Recruiting diverse Trustee boards

08 November 2023

This week is Trustees’ Week – and here at Higgs, we’re celebrating with articles about the hot topics in the charity and not-for-profit arena.

Today, Ellie Williams, Associate in Higgs’ Charity and Not-for-Profit team, discusses the importance of diversity on trustee boards.

What is it and why is it important?

The Charity Governance Code states that Board diversity, in the widest sense, is important because it creates more balanced decision-making and increases a charity’s legitimacy and impact. A diverse board with a range of knowledge, skills, and experiences helps the charity manage challenges that may arise and think flexibly.

The conclusions in the Charity Commission’s report on public trust in charities 2023 suggest that the public has a greater level of trust in charities with a close connection with the local community. One way trust can be reinforced is by having a trustee board representing the community it serves.

Charity trustee vacancies are high. Reach Volunteering (a charity that connects trustee vacancies with trustee volunteers) lists more than 1,200 Trustee/Governor vacancies across the UK. 

Where to start?

An effective trustee board is essential for the successful operation of a charity, and identifying the best trustee for the role is extremely important. The existing trustees will be best placed to start any search by conducting a skills and experience audit amongst themselves to identify gaps that can helpfully be filled through the appointment of a new trustee(s). 

It won’t always be possible for a trustee board to cover all areas of expertise. Sometimes, it will be preferable, or even essential, for professional advice to be sought externally, even if there is professional expertise within the trustee body (for example, an auditor or surveyor).

The process

The starting point when appointing trustees is to look at what the charity’s governing document says, as it will set out the process required for appointing trustees. The process involved will vary depending on the legal structure of your charity. Also, remember to check the eligibility of any prospective trustees.

One way to reach a broader range of potential trustees is to avoid the typical “word of mouth” approach to trustee recruitment and conduct a more formal recruitment process. This can include preparing a role description, advertising the role and making it clear that people with a diverse range of backgrounds, experience and knowledge are encouraged to apply.


Making sure that a proper induction is carried out with new trustees will help them feel comfortable and confident in their new role. This can include ensuring they have access to key documents and understanding policies and procedures, for example. As part of this process, it is important to ensure that all trustees are welcomed and that their point of view is listened to. The Chair of trustees can play an important part in this by ensuring all of the trustees have the opportunity to contribute to discussions during meetings.

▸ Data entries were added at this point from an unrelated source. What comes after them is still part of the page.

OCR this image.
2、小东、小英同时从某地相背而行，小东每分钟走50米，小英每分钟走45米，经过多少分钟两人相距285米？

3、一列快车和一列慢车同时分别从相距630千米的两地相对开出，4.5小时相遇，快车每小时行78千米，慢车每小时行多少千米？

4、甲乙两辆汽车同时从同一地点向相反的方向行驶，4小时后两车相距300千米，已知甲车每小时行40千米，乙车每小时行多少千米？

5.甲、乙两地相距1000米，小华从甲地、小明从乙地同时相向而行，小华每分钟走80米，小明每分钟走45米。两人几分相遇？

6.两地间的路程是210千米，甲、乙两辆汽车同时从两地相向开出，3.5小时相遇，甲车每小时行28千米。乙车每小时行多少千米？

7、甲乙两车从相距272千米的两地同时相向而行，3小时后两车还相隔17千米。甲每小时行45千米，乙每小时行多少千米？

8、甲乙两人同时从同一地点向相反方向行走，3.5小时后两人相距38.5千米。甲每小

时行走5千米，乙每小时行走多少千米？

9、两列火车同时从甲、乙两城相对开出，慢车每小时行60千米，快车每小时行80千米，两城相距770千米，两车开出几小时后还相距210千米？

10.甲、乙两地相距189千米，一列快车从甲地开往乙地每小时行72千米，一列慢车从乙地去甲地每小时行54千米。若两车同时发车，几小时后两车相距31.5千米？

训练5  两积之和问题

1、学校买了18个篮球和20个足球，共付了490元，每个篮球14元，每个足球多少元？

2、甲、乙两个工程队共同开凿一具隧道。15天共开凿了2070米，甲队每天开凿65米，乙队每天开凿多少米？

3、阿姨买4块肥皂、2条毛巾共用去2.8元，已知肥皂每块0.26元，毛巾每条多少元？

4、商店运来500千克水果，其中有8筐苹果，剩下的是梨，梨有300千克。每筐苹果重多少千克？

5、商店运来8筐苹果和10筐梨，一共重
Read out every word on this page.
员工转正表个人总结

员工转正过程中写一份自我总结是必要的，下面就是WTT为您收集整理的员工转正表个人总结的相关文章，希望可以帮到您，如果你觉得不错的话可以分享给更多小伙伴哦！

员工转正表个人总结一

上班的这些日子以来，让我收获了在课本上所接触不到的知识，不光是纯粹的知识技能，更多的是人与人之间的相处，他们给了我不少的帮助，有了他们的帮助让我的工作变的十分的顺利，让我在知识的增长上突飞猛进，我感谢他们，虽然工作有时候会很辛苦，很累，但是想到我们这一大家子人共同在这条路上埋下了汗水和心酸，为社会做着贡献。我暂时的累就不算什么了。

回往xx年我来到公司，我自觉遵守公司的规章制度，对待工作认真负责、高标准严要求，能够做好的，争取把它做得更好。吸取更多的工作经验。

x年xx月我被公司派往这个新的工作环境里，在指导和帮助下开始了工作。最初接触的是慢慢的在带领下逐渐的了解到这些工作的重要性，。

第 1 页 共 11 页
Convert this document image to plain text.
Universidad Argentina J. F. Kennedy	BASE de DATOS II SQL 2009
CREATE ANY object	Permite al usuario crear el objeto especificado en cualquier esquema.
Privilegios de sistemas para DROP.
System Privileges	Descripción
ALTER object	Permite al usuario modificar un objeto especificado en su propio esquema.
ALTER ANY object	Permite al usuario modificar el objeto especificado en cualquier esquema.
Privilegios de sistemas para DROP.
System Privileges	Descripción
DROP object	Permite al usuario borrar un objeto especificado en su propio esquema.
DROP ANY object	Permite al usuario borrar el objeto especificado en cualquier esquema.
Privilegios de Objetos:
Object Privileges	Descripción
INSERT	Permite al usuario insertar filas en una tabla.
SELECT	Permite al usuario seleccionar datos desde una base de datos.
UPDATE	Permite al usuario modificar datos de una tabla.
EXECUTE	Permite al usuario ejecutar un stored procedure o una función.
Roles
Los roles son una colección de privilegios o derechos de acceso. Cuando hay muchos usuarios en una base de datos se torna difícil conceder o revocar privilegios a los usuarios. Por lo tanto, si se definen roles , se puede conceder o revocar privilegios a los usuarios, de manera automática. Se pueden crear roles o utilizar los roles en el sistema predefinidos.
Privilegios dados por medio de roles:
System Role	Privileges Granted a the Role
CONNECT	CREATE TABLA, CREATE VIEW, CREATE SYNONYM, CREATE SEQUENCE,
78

Removing barriers to involvement 

Research shows that many trustees are retired, which makes sense as they are likely to have more spare time to commit to a trustee role and will provide valuable knowledge and experience. There are a number of things the trustees can do, however, to widen the pool of potential trustees to those who might otherwise face barriers to becoming involved, for example:

  • Holding meetings via video call to enable trustees to participate with minimal travel time and cost, and as well as assisting those with childcare or other caring responsibilities who might not be able to attend in person. The ability to make decisions in this way should be included in the charity’s constitution.
  • Considering the scheduling of the meetings so they are set at times that are more convenient for those with caring/work responsibilities.
  • Putting in place policies and procedures to ensure timely reimbursement of legitimate trustee expenses, including transport, meals and childcare costs.

In certain, limited situations, it might be possible for a trustee to be paid for acting as trustee. This would need specific consent from the Charity Commission or the Court, either for a specific arrangement or for provision to be included within the charity’s constitution. 

The Charity Commission’s guidance explains that “if trustee boards are convinced that only payment of a more direct benefit will enable them to obtain the skills, experience, and diversity they need for the charity, the Commission will consider a reasoned case” for payment of a trustee. 

This includes situations where not all trustees are able to give their time freely and the Commission accepts that “in some cases, particularly where loss of earnings will cause hardship, an element of financial compensation might be justified.” This is not a common approach, and a thorough application to the Commission explaining why it is in the best interests of the charity.

A further option is the appointment of user/beneficiary trustees to ensure there is diverse representation of skills, experience and backgrounds on the board.